Login times...?

Nummi_G4

New Rhapsody User
Is there a way to find out how long a user has been logged in? Over a period of a week/month?
At school we get a monthly report of how long a user was logged in. We have a FreeBSD server and everyone uses Nifty Telnet to login over the network. But I want to able to see this info on my OS X machine at home.

Thanks so much.
 
The command who in the Terminal will show you who's logged in and for how long. The command w will do the same thing, with some additional info. Either will do what you want.
 
Try the shell command last, in the Terminal. It should give you a full report of users' login times.

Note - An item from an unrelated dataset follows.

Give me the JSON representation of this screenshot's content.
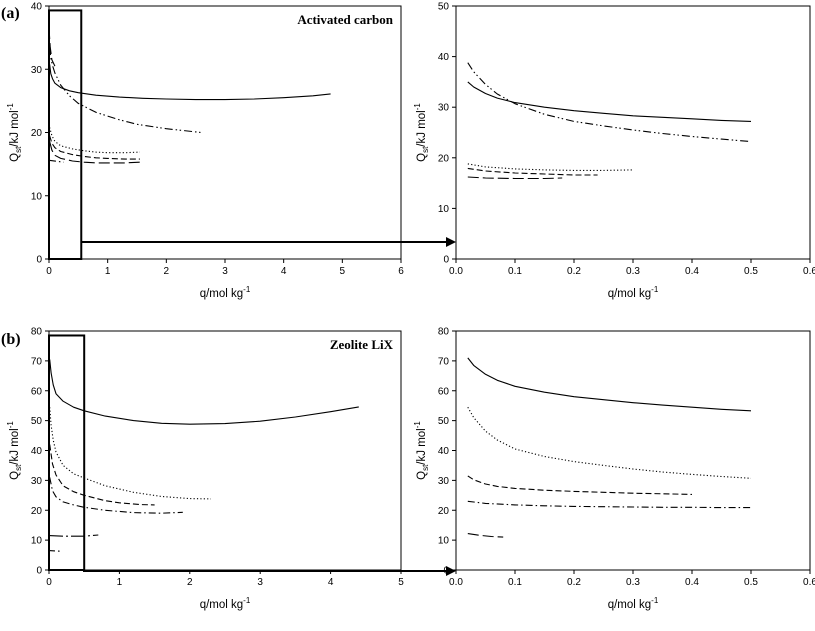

As with other shell commands, use man last to get more info about it.
 
mmar - only as far back as the wtmp file goes. This is one of the files that gets cleaned by cron once monthly, so you'll only be able to see as far back as the last time the monthly cron job ran. For me, that was yesterday, and as I haven't logged in or out since yesterday, the file is empty (last just displays the text wtmp begins Sun Mar 2 20:09 and nothing else).
 
Darkshadow - You're absolutely right. I forgot that because my iBook isn't usually on at the time those jobs should run... :(

However, the relevant cron job (by default using the script /etc/periodic/monthly/500.monthly in my system) should rotate the wtmp to wtmp.0, wtmp.1, etc, not really clear it...

If you need to retrieve info from these older files you can use last -f <filename> .

Unfortunately, the script also gzips those files (to wtmp.#.gzif) if it finds the gzip executable... In that case, you'll have to gunzip them first...

While checking that out, I also found the following:

That script also uses the ac -p command, which was new to me, but happens to make a nice report with the total time each user spent logged in. If you happen to have sendmail (or any MTA) installed, the output of the script will get sent to your root account by e-mail, every month.

Again, see the relevant (last, cron, ac) man pages for more information.
 
Well, yeah, not really clear it, but not available just by using last is what I meant...

Heh, I added the ac -d and ac -p to my daily.local. The ac -d is supposed to break down the login times in 24 hours chunks, but doesn't really (I've had it list 124 hours for one day...). Also the last 20 logins & reboots with last -20.
 
Regading the ac -d command, it may be summing up the times from different Terminals... Terminal runs a login shell by default, so if you have two running for 1h, they probably add up to 2h logged in time.